= Hansa Regiment =

Hansa Regiment (Swan Regiment) was a paramilitary unit formed by employees of the Ceylon Transport Board (CTB) during the 1971 JVP insurrection. The Hansa Regiment numbered around 2,000 lightly armed CTB trade unions members with leftist affiliations that assisted the Government of Ceylon to suppress the armed revolt of the communist Janatha Vimukthi Peramuna (JVP).

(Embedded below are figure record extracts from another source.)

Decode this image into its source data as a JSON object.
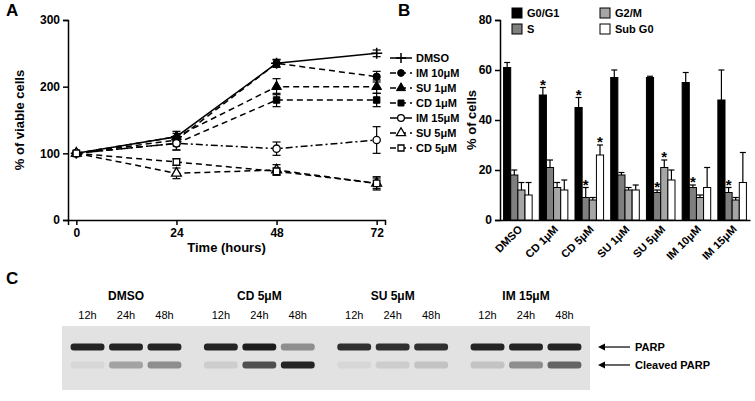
{
  "chart_data": [
    {
      "type": "line",
      "title": "A",
      "x_label": "Time (hours)",
      "y_label": "% of viable cells",
      "x": [
        0,
        24,
        48,
        72
      ],
      "xlim": [
        -2,
        74
      ],
      "xticks": [
        0,
        24,
        48,
        72
      ],
      "ylim": [
        0,
        300
      ],
      "yticks": [
        0,
        100,
        200,
        300
      ],
      "color": "#000000",
      "legend": "right",
      "series": [
        {
          "name": "DMSO",
          "marker": "plus",
          "line_style": "solid",
          "values": [
            100,
            125,
            235,
            250
          ],
          "errors": [
            0,
            5,
            5,
            5
          ]
        },
        {
          "name": "IM 10μM",
          "marker": "circle",
          "line_style": "dashed",
          "values": [
            100,
            120,
            235,
            215
          ],
          "errors": [
            0,
            6,
            6,
            8
          ]
        },
        {
          "name": "SU 1μM",
          "marker": "triangle",
          "line_style": "dashed",
          "values": [
            100,
            125,
            200,
            200
          ],
          "errors": [
            0,
            8,
            12,
            10
          ]
        },
        {
          "name": "CD 1μM",
          "marker": "square",
          "line_style": "dashed",
          "values": [
            100,
            115,
            180,
            180
          ],
          "errors": [
            0,
            10,
            10,
            10
          ]
        },
        {
          "name": "IM 15μM",
          "marker": "circle-open",
          "line_style": "dash-dot",
          "values": [
            100,
            115,
            107,
            120
          ],
          "errors": [
            0,
            10,
            10,
            20
          ]
        },
        {
          "name": "SU 5μM",
          "marker": "triangle-open",
          "line_style": "dashed",
          "values": [
            100,
            70,
            75,
            55
          ],
          "errors": [
            0,
            8,
            8,
            8
          ]
        },
        {
          "name": "CD 5μM",
          "marker": "square-open",
          "line_style": "dashed",
          "values": [
            100,
            87,
            73,
            55
          ],
          "errors": [
            0,
            5,
            5,
            10
          ]
        }
      ]
    },
    {
      "type": "bar",
      "title": "B",
      "y_label": "% of cells",
      "categories": [
        "DMSO",
        "CD 1μM",
        "CD 5μM",
        "SU 1μM",
        "SU 5μM",
        "IM 10μM",
        "IM 15μM"
      ],
      "ylim": [
        0,
        80
      ],
      "yticks": [
        0,
        20,
        40,
        60,
        80
      ],
      "legend": "top-left",
      "series": [
        {
          "name": "G0/G1",
          "color": "#000000",
          "values": [
            61,
            50,
            45,
            57,
            57,
            55,
            48
          ],
          "errors": [
            2,
            3,
            4,
            3,
            0.5,
            4,
            12
          ]
        },
        {
          "name": "S",
          "color": "#7f7f7f",
          "values": [
            18,
            21,
            9,
            18,
            11,
            13,
            11
          ],
          "errors": [
            2,
            3,
            4,
            1,
            1,
            1,
            2
          ]
        },
        {
          "name": "G2/M",
          "color": "#a6a6a6",
          "values": [
            12,
            13,
            8,
            12,
            21,
            9,
            8
          ],
          "errors": [
            3,
            2,
            1,
            1,
            3,
            1,
            1
          ]
        },
        {
          "name": "Sub G0",
          "color": "#ffffff",
          "values": [
            10,
            12,
            26,
            12,
            16,
            13,
            15
          ],
          "errors": [
            5,
            4,
            4,
            2,
            4,
            8,
            12
          ]
        }
      ],
      "annotations": [
        {
          "text": "*",
          "series": 0,
          "category": 1
        },
        {
          "text": "*",
          "series": 0,
          "category": 2
        },
        {
          "text": "*",
          "series": 1,
          "category": 2
        },
        {
          "text": "*",
          "series": 3,
          "category": 2
        },
        {
          "text": "*",
          "series": 1,
          "category": 4
        },
        {
          "text": "*",
          "series": 2,
          "category": 4
        },
        {
          "text": "*",
          "series": 1,
          "category": 5
        },
        {
          "text": "*",
          "series": 1,
          "category": 6
        }
      ]
    },
    {
      "type": "blot",
      "title": "C",
      "groups": [
        "DMSO",
        "CD 5μM",
        "SU 5μM",
        "IM 15μM"
      ],
      "lanes": [
        "12h",
        "24h",
        "48h"
      ],
      "series": [
        {
          "name": "PARP",
          "values": [
            0.9,
            0.9,
            0.9,
            0.9,
            0.95,
            0.4,
            0.85,
            0.85,
            0.85,
            0.9,
            0.9,
            0.9
          ]
        },
        {
          "name": "Cleaved PARP",
          "values": [
            0.05,
            0.3,
            0.4,
            0.1,
            0.7,
            0.9,
            0.05,
            0.1,
            0.15,
            0.15,
            0.4,
            0.6
          ]
        }
      ]
    }
  ]
}
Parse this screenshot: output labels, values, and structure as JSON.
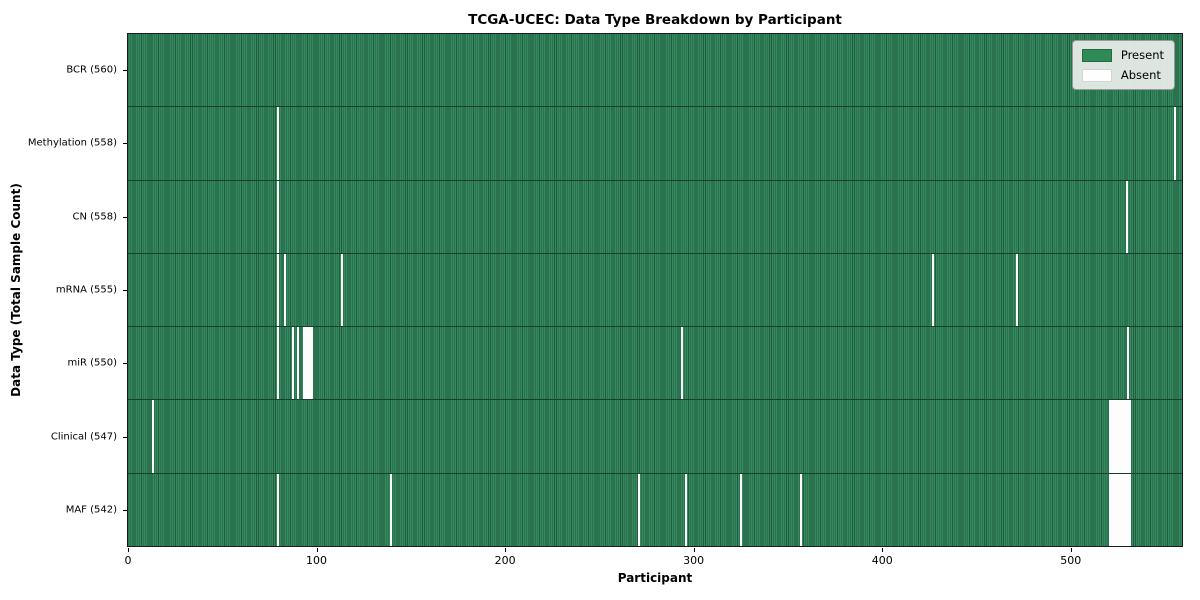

Formed in April 1971, by the Trotskyist Chairmen of the CTB, Anil Moonesinghe it numbered around 2,000 mainly from the members of the CTB trade unions affiliated to the governing Sri Lanka Freedom Party (SLFP) and Communist Party (CP). As the insurrection brock out the SLFP government of Prime Minister Sirima Bandaranaike which had not heeded early warring of the insurrection, found itself unprepared to deal with the magnitude of insurrection. Its military and police lacked numbers and was short on arms in the initial days of the insurrection, which allowed the JVP to capture large parts of the island uncontested. Moonesinghe organised volunteers from among the CTB bus drivers, conductors and mechanics to supplement the police and armed forces. Having them undergo a short basic training at CTB head offices at Narahenpita, Moonesinghe requested for weapons to arm the newly formed Hansa Regiment. Short of weapons, the Prime Minister approved the allocation of 450 shotguns to the unit. Which thereafter dispatched a contingent to the Kegalle District having the personal billeted at the Thulhiriya textile mills under the command of Rajawardhana, who was Moonesinghe's private secretary. They deployed units to police stations in Kegalle and Kurunegala districts, where they saw action against the JVP and sustained casualties. A second contingent was deployed to the Gampaha District under the command of leftist Reggie Mendis. By the end of 1971, with much of the insurrection suppressed the Hansa Regiment was disbanded by the government, although Moonesinghe wanted to retain it as a possible republican guard with affiliations to the Lanka Sama Samaja Party.

CTB bus crews prove to be a good source of local intelligence on the JVP strength and deployment. These reports coded "Cantab" were submitted to the government and were acknowledged by the army.